E King, diante da morte de Malcolm X, disse: “O assassinato de Malcolm X foi uma terrível tragédia […] Certamente continuaremos discordando, mas devemos discordar sem nos tornarmos violentamente discordantes. Vamos sofrer a tentação da amargura, mas devemos aprender que o ódio é um fardo pesado demais para um povo que caminha em direção ao seu encontro com o destino. O negro americano não pode correr o risco de destruir suas lideranças. Homens de talento são muito raros para serem destruídos pela inveja, pela ambição e pela rivalidade tribal antes de atingirem a maturidade plena. Da mesma forma que o assassinato de Patrice Lumumba no Congo, o assassinato de Malcolm X privou o mundo de um líder potencialmente grande. Eu podia não concordar com nenhum desses dois homens, mas conseguia ver neles uma capacidade de liderança que podia respeitar e que só estava começando a amadurecer em matéria de perspicácia e sabedoria”.
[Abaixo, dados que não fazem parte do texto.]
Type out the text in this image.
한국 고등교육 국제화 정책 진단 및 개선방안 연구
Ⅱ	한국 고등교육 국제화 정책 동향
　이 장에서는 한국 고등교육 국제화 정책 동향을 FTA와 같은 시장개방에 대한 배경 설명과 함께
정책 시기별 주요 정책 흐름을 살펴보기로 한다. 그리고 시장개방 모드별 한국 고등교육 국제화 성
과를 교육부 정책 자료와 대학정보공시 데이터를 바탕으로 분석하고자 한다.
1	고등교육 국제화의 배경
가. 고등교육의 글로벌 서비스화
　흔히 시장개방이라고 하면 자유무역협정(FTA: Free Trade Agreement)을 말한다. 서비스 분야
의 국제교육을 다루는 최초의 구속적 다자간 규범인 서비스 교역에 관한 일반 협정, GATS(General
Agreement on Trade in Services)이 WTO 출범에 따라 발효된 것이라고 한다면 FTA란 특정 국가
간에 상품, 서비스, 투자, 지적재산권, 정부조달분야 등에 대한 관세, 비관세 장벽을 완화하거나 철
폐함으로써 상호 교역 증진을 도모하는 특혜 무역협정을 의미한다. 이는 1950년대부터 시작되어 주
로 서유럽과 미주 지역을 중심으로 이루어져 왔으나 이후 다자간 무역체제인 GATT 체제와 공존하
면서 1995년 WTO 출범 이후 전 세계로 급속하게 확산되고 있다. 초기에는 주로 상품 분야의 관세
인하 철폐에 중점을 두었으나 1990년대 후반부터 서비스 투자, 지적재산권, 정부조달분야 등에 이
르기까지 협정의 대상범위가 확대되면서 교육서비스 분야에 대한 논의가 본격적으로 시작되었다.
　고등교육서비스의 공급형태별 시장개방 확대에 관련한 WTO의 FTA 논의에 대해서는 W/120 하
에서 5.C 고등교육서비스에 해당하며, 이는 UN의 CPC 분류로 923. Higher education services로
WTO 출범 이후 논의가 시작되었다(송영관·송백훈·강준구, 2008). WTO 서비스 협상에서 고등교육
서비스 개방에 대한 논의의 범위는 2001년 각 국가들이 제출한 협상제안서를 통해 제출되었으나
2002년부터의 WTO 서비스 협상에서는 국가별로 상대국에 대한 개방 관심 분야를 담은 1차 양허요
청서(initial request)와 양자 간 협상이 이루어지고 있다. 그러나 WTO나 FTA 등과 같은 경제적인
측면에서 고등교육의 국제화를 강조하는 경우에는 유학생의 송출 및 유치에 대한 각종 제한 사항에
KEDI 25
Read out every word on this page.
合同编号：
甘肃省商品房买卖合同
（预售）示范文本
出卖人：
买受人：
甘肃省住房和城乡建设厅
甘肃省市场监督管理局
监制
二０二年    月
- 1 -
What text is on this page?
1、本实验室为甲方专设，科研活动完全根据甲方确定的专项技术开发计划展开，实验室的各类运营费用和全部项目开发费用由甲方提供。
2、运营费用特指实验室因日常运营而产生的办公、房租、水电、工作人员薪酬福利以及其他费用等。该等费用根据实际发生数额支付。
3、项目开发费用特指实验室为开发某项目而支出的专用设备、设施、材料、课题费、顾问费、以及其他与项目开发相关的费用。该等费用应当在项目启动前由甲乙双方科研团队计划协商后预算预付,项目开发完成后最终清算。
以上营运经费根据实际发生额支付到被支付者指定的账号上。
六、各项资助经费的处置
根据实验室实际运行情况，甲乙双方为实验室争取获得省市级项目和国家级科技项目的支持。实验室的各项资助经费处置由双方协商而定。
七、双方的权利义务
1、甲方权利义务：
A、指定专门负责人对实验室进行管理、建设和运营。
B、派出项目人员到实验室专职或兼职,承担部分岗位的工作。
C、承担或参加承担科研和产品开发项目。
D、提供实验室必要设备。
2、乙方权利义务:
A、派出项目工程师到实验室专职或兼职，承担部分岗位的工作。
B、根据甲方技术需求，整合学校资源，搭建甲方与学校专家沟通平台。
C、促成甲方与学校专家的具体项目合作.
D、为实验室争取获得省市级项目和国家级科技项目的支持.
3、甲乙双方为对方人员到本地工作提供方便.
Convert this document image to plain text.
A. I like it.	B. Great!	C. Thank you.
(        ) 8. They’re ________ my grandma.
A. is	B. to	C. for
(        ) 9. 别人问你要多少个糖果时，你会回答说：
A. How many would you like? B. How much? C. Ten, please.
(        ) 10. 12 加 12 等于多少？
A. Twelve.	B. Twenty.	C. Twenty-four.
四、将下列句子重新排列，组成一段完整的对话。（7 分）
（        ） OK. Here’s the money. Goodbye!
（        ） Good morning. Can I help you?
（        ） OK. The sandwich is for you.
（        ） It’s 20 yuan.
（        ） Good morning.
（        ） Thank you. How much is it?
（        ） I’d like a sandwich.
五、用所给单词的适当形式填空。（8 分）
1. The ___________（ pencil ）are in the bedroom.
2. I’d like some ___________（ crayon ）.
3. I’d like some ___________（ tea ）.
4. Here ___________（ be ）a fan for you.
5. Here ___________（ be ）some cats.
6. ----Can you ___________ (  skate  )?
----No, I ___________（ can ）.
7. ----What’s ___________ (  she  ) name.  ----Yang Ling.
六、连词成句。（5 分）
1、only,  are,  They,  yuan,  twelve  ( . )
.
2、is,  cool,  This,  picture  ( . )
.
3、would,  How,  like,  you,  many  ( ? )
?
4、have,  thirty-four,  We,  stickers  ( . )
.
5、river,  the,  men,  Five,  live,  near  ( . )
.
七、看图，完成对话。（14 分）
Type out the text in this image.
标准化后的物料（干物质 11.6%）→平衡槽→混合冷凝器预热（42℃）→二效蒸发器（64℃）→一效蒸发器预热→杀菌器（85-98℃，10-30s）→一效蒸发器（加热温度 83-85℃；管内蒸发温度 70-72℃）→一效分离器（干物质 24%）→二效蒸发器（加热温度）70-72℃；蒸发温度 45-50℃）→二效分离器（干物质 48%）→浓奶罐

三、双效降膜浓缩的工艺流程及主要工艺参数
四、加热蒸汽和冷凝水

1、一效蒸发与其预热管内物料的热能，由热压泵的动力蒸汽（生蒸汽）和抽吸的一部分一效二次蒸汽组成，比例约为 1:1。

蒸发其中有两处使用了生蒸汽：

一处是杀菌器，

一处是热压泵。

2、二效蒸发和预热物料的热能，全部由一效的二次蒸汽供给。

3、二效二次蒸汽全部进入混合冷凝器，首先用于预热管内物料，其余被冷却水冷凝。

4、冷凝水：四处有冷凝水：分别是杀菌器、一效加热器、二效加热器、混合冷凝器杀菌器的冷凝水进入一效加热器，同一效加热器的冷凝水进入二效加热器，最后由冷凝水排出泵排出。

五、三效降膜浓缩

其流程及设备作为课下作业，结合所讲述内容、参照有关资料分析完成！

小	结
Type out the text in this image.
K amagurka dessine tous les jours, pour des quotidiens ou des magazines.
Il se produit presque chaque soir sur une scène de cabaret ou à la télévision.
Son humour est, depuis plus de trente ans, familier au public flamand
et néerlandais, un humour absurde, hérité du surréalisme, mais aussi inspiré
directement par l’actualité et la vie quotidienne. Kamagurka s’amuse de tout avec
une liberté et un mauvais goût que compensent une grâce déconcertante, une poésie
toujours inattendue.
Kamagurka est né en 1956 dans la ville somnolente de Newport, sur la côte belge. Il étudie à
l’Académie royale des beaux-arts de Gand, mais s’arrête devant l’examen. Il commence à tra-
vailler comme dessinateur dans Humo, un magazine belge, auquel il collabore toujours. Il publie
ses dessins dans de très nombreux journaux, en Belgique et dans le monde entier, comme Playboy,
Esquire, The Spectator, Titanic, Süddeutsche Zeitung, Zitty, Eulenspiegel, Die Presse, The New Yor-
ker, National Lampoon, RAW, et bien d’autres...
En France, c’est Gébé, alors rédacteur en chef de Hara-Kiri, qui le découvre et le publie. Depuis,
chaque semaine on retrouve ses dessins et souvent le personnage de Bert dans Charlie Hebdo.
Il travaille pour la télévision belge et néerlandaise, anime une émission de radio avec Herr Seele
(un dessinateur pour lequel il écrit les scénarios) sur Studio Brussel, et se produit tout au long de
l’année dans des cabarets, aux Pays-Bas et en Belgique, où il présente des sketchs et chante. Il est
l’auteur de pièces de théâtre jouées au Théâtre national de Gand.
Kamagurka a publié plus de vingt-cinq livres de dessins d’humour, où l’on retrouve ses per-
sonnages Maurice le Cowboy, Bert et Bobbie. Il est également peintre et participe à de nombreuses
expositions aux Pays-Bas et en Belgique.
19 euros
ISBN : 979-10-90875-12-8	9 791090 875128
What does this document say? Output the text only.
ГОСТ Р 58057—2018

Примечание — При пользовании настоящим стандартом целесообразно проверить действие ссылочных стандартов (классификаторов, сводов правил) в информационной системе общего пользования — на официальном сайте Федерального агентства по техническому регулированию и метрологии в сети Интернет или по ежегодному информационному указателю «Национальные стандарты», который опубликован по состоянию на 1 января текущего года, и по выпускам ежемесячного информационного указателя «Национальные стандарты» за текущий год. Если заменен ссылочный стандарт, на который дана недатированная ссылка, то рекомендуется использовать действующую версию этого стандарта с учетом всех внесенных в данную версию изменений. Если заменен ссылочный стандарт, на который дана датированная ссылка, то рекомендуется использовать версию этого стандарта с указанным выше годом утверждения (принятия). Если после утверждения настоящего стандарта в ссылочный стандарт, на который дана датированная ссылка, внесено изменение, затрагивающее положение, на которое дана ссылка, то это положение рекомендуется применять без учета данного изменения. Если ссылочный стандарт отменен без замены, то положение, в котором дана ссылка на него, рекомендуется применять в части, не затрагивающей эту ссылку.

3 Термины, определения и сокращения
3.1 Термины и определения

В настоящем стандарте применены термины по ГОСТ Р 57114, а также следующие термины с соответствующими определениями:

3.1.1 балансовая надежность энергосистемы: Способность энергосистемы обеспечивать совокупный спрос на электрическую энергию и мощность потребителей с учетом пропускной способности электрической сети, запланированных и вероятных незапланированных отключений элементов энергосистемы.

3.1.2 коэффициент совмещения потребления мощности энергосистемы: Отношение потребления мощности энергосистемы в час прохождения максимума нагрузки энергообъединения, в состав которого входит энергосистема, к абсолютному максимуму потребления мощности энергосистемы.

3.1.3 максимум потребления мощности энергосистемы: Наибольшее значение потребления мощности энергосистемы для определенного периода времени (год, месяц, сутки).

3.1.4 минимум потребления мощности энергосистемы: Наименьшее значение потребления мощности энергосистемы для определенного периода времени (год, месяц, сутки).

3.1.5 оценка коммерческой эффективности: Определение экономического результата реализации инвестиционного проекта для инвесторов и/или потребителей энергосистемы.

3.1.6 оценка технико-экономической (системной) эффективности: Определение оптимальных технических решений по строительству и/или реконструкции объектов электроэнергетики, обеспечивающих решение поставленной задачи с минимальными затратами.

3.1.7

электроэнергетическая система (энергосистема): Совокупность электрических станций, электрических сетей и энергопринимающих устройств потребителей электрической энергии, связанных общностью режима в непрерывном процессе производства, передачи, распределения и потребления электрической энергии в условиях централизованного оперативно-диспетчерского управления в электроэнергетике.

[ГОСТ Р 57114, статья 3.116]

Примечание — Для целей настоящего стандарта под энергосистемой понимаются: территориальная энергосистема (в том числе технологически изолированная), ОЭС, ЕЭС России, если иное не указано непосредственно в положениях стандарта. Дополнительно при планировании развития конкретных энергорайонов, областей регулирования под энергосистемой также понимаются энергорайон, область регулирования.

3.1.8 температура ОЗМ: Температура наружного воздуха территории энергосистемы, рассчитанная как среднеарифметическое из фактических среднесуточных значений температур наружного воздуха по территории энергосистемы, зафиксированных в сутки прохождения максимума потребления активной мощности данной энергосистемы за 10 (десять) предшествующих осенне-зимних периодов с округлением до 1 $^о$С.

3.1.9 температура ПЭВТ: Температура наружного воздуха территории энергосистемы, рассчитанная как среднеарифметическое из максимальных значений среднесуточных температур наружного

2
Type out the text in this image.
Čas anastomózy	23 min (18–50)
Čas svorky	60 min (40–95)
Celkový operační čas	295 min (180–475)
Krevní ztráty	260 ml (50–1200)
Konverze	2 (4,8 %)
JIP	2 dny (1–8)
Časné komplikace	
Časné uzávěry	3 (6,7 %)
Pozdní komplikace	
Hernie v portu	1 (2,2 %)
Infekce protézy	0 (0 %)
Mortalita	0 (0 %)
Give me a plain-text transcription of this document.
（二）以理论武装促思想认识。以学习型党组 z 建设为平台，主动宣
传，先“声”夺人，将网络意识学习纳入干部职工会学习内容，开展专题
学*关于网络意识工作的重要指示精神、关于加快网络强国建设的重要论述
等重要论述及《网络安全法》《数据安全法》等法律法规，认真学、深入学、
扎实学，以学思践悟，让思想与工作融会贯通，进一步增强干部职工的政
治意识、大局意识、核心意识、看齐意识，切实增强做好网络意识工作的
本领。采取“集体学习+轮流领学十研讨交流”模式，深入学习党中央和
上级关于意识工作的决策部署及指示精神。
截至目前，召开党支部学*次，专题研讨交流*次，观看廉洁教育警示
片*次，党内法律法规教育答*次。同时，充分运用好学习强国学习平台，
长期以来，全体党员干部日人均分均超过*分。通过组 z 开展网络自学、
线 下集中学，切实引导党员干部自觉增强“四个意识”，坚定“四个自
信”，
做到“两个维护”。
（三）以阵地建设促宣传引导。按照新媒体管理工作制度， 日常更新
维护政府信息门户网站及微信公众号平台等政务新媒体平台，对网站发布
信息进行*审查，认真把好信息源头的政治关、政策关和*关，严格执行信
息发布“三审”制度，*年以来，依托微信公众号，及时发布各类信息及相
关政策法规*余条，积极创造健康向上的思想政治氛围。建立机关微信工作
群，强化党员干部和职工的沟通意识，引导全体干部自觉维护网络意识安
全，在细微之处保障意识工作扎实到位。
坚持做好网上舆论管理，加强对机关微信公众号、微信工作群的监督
Consegue imaginar esses homens lançando um ao outro nas mãos de seus verdadeiros algozes? Comemorando os ataques que sofriam, mutuamente, dos racistas? Pois é, nem eu. A honestidade e o senso da importância que cada um tinha, para além de suas enormes diferenças, não lhes permitiria tamanha baixeza.

Enquanto isso…

Aqui no Brasil, é público e notório que o nível intelectual dos líderes do movimento negro decaiu vertiginosamente. Um movimento que um dia ostentou figuras como José Bento de Assis e Alberto Guerreiro Ramos foi reduzido quase completamente à escravidão ideológica de teorias acadêmicas europeias, quando não a um bando de jovens iletrados nas redes sociais, que insistem em desprezar seus verdadeiros mestres para seguirem racistas como Karl Marx e Che Guevara – inventando, ainda, os mais estapafúrdios artifícios para defendê-los. A comunhão de ideais que pregam é falsa. O pan-africanismo como “a ideia de uma África unindo o pensamento e os ideais de todos os povos do continente negro” (W. E. B. Du Bois) só existe se você for acólito subserviente de sua doutrina. Como bem disse Abdias Nascimento: “A esquerda é cega, surda e muda no que se refere aos problemas específicos do negro […] Para eles […] todos são iguais perante a lei… do proletariado. Pobre de quem quiser ser diferente!” Tais militantes estão tão confortáveis na senzala ideológica, sob o racialismo europeu, que ignoram completamente sua condição de servos. E a servidão é tão profunda, tão arraigada, eles amam tanto seus novos senhores (Marx, Foucault, Bourdieu, Sartre etc.), que, diferentemente de Malcolm e King, não pensam duas vezes em lançar seus irmãos às garras de racistas empedernidos única e exclusivamente por discordarem de suas posições.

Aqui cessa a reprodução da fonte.